Ele chegou gotejante, como se num esforço para refrescar as veranistas mais sedentas que se bronzeavam na orla de Capão da Canoa, na manhã de ontem. Veio vagaroso, veio provocante e caiu, de um jeito doce, nas mãos de Laura Arigony, 19 anos.
— Perfeito! — resumiu a jovem, sorvendo-lhe com calma.
Do primeiro ao último gole, nem parecia que aquele coco tinha percorrido mais de 3 mil quilômetros desde Rodelas, na Bahia, para satisfazer uma das vontades mais praianas que se pode ter no Litoral Norte ou em qualquer outra faixa de areia do mundo: olhar para o mar, sob o sol sapecante, sentindo a água de coco refrescar por dentro.
Protegendo seu líquido, o coco de Laura teve de enfrentar três dias de sol, chuva e sacolejos na estrada até chegar ao depósito de Paulo Fernandes, 54 anos — o único fornecedor das frutas desde Mariluz até Capão Novo.

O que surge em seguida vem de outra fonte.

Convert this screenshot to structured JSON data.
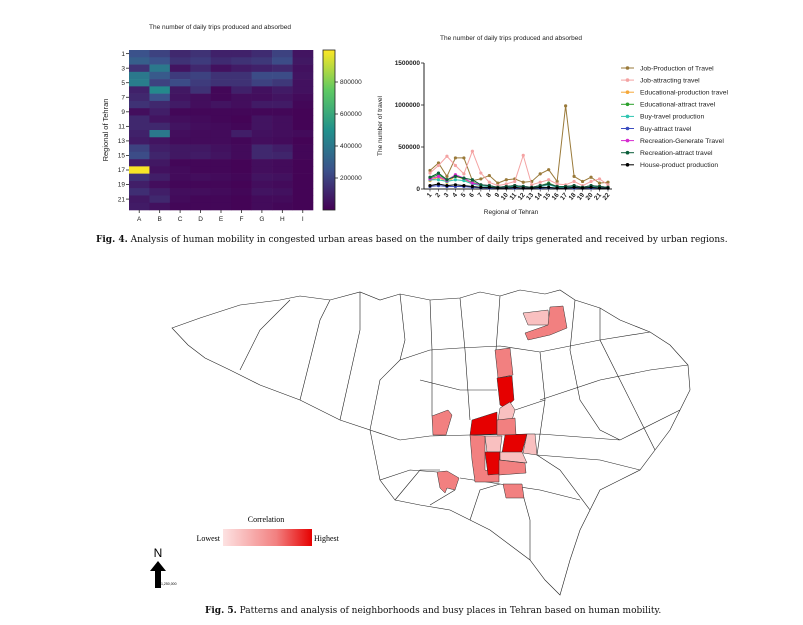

Na distribuidora, no Jardim Beira-Mar, ele foi recepcionado por Noeli Fernandes, mulher de Paulo, que tirou-lhe do caminhão junto a outros 25 mil cocos que chegaram na semana passada, vindos da Bahia ou então de Vitória, no Espírito Santo.
Noeli já nem sabe há quantos anos a família passa o verão lidando com os cocos. Paulo não tem certeza, mas em uma conta breve, estima que já se passaram uns 15 anos.
— Tem horas que a gente não aguenta mais ver coco na frente. Tomar então... — desabafa Guilherme Fernandes, 20 anos, estudante de Engenharia de Controle e Automação, que, nesta época do ano, deixa Porto Alegre para ajudar os pais no Litoral.
De dezembro a março, a rotina da família é sempre a mesma. O primeiro caminhão carregado parte do depósito logo nas primeiras horas da manhã tendo como destino Mariluz. O segundo desloca-se no final da tarde, quando veranistas já não lotam mais as praias e segue por toda a extensão da orla, entrando em Atlântida Sul, percorrendo Atlântida, Capão da Canoa e Capão Novo.
De segunda a sexta-feira, cerca de 5 mil unidades são vendidas para os quiosqueiros. No final de semana, o número quadruplica, chegando a 20 mil cocos que se encontrarão deliciosamente gelados nas mãos dos mais diversos veranistas. E de Laura, que, até o final das férias, ainda deve pedir muito coco.